Tonight we will not be having dim sum, but instead a special New Year's prix fixe dinner of about 10 dishes. We have invited as much family as we have in the area, our kids and our daughter's in-laws. But, since everyone is going, we are faced with the problem of "who's going to watch the dog?" The plan we came up with was to be to send her to our daughter May's house in Fairborn and leave her with her cousin dog Rhesus - a bit iffy, but probably okay. Best laid plans...
So, our dog gets sick last night. I had caught her chewing on a black walnut she found in our back yard yesterday morning. I suspect that to be the cause, but it took about 12 hours to take effect.

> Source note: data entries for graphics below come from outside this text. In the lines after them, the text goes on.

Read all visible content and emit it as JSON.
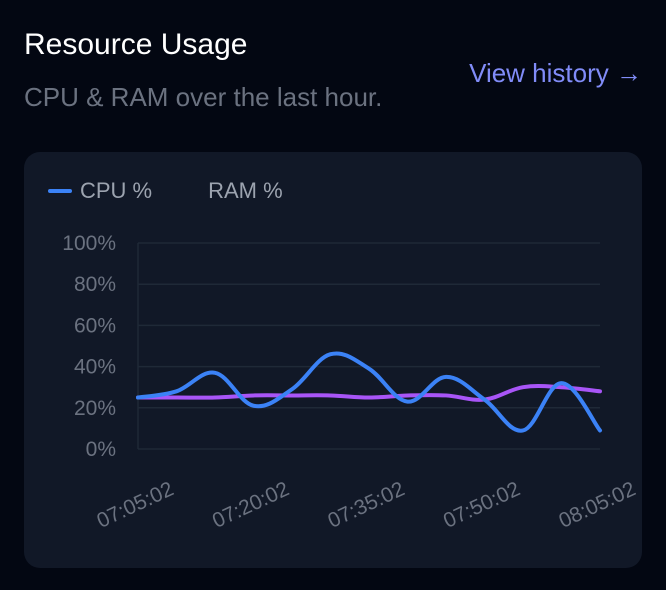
{
  "header": {
    "title": "Resource Usage",
    "subtitle": "CPU & RAM over the last hour.",
    "history_link": "View history →"
  },
  "colors": {
    "background": "#030712",
    "card": "#111827",
    "accent_link": "#818cf8",
    "cpu": "#3b82f6",
    "ram": "#a855f7",
    "grid": "#1f2937"
  },
  "chart_data": {
    "type": "line",
    "x": [
      "07:05:02",
      "07:10:02",
      "07:15:02",
      "07:20:02",
      "07:25:02",
      "07:30:02",
      "07:35:02",
      "07:40:02",
      "07:45:02",
      "07:50:02",
      "07:55:02",
      "08:00:02",
      "08:05:02"
    ],
    "x_tick_labels": [
      "07:05:02",
      "07:20:02",
      "07:35:02",
      "07:50:02",
      "08:05:02"
    ],
    "y_tick_labels": [
      "0%",
      "20%",
      "40%",
      "60%",
      "80%",
      "100%"
    ],
    "ylim": [
      0,
      100
    ],
    "series": [
      {
        "name": "CPU %",
        "color": "#3b82f6",
        "values": [
          25,
          28,
          37,
          21,
          29,
          46,
          39,
          23,
          35,
          24,
          9,
          32,
          9
        ]
      },
      {
        "name": "RAM %",
        "color": "#a855f7",
        "values": [
          25,
          25,
          25,
          26,
          26,
          26,
          25,
          26,
          26,
          24,
          30,
          30,
          28
        ]
      }
    ],
    "legend": "top-left",
    "grid": true
  }
}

She started vomiting about 8:30 last night and threw up a couple times until we put her to bed around 11:00. At 6:15 this morning, she was at it again and then again at 8:30. Have you ever noticed how these things always happen on a weekend, when it is difficult to get help?
It's hard to get a straight answer whenever you ask a Chinese person the literal meaning of "gong hey fat choy." The vague translation is good luck with making money in the new year, something the 99% may be able to identify with, as in "Good luck with that." In any event, such a materialistic approached to ringing in the new year doesn't seem to provide for wishing one good health. So instead of "gong hey fat choy," today I am telling Suki "sun tee chien kong," good health in the new year, my little fire-breather.